![]() Los Padres ForestWatch and Citizens for Responsible Oil and Gas (CFROG) have filed appeals with Ventura County Planning on a project for 19 new wells in the Barker-Ferndale Lease near Thomas Aquinas College. Details regarding the appeal can be read in the Wed. edition of this weeks Ojai Valley News. One issue raised by the appellants was the fact that produced water – water that comes up with the oil and gas – is transported via a pipeline from the Barker-Ferndale lease to the nearby Hamp lease, into the injection disposal well named Hamp 72. At first glance, this arrangement seems to fly in the face of regulations, which require privately owned (by the oil operator) non-commercial injection disposal wells only be used to dispose of waste extracted from the same reservoir that it will be injected back into. Only waste from the same underground formation that Hamp 72 injects into, can be disposed of back into Hamp 72. Local watchdog groups began asking questions about the transport of waste from Barker-Ferndale to the Hamp lease, and whether this was a violation. State officials from the Division of Oil, Gas and Geothermal Resources (DOGGR) have confirmed this transport of wastes is allowed, and Hamp 72 injects back into the same formation that Barker-Ferndale extracts from. “As part of a facility consolidation at the Barker-Ferndale lease, produced water from the Barker-Ferndale lease, and the Hamp lease is disposed into well Hamp 72 (API 111-21271),” said Don Drysdale, public affairs director with DOGGR, responding to VCInFocus via email. “Both the Barker-Ferndale lease and the Hamp lease produce from the Monterey Miocene formation found at an average depth of 5,350 feet (true vertical depth).” Since both leases extract from the same underground formation, transport and disposal of waste from one to the other is allowed according to the California Code – only if both leases are ran by the same operator.

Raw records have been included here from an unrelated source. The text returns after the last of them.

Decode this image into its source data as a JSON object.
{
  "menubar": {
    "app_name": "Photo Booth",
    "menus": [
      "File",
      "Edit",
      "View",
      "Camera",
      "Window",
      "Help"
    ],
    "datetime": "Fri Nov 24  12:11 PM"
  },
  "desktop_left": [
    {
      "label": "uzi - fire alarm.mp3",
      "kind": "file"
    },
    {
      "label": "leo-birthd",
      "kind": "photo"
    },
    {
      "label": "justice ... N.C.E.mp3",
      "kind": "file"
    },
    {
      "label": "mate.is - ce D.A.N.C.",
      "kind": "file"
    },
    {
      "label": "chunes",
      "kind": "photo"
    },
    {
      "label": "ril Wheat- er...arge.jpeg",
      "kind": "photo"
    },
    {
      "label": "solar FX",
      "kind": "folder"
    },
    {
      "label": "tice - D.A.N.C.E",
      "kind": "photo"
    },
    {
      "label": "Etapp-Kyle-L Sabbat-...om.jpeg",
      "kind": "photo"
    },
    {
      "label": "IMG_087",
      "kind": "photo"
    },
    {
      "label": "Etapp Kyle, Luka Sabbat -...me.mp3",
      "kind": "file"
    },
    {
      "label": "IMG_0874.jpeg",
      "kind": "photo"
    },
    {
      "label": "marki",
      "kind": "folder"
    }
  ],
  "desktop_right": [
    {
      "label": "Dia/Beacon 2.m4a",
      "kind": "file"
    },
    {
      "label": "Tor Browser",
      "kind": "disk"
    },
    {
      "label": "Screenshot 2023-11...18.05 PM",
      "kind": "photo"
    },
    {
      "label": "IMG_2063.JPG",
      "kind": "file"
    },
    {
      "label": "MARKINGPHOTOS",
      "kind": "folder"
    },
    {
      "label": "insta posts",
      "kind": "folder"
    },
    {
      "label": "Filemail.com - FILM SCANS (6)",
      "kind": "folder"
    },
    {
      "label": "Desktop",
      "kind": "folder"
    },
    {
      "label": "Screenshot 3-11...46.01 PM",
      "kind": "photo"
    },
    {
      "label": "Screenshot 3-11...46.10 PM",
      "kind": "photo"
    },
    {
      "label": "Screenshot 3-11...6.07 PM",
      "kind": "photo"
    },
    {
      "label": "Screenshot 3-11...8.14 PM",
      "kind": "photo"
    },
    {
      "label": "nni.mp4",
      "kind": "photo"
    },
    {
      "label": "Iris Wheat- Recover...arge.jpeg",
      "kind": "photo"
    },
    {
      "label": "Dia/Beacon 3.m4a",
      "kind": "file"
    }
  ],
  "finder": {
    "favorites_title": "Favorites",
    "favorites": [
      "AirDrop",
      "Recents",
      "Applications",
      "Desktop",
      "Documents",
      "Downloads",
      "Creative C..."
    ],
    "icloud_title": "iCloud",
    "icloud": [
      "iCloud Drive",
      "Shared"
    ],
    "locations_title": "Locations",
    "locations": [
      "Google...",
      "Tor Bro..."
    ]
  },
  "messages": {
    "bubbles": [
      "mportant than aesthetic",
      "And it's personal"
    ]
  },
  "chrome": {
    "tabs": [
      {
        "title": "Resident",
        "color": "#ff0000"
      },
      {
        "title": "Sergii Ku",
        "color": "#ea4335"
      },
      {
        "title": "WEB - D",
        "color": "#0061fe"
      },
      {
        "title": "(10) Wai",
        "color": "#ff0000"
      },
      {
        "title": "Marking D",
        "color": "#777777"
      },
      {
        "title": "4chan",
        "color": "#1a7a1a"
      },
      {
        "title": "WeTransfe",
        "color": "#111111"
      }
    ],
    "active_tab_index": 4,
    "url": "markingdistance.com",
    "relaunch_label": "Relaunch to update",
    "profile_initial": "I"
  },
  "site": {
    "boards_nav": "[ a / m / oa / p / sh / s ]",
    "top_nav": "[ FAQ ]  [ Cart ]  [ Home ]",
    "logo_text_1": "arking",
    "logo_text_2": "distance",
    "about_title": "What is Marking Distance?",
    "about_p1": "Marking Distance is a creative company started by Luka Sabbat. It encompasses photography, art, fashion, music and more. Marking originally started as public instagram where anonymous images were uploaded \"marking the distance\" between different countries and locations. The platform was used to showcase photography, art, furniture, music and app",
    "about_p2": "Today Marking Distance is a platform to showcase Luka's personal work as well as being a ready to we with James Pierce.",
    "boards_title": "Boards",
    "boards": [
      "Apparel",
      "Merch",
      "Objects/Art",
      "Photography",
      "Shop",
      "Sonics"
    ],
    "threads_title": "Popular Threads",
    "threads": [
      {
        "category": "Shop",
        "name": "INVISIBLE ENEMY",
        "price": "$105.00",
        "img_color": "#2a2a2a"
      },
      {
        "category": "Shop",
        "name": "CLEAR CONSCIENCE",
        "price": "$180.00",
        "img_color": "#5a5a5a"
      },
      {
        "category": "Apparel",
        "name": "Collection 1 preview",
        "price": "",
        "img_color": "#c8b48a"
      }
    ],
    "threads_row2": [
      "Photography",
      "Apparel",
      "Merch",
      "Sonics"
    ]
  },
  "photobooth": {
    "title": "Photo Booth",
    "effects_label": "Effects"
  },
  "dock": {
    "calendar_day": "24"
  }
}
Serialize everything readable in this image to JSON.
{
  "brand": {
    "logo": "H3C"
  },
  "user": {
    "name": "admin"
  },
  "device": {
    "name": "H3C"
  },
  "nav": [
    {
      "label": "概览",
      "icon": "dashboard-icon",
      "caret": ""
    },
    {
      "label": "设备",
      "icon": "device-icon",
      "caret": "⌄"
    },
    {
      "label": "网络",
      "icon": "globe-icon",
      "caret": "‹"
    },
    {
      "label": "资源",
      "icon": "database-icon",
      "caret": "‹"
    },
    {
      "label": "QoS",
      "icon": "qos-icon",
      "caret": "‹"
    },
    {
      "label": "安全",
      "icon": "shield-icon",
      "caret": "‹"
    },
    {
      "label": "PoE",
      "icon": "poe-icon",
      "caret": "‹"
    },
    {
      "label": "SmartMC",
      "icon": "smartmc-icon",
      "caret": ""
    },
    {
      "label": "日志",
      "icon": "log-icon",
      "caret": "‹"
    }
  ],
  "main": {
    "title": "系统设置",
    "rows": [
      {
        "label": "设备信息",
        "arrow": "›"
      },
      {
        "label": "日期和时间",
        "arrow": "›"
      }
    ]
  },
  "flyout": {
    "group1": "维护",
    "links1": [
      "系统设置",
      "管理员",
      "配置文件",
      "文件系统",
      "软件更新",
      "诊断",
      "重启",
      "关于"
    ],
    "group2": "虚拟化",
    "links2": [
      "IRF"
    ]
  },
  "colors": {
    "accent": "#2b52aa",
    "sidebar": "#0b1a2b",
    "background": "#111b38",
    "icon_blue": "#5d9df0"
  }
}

California Resources Corporation Inc. (CRC), formerly Vintage Petroleum (Occidental) operates both leases. “Produced water from the same operator can be injected into approved UIC (Underground Injection Control) wells within the same zone,” said Drysdale.
1 Comment
John Brooks
3/3/2015 06:22:32 am
Still many questions. Why is Hamp 72 under investigation for possible disposal into a protected aquifer? What is the radiation component of Hamp 72 and what wells are injecting into it? Did DOG check? Do they know? Is the pipeline permitted for oil, gas, and wastewater? The record only shows it is permitted for oil.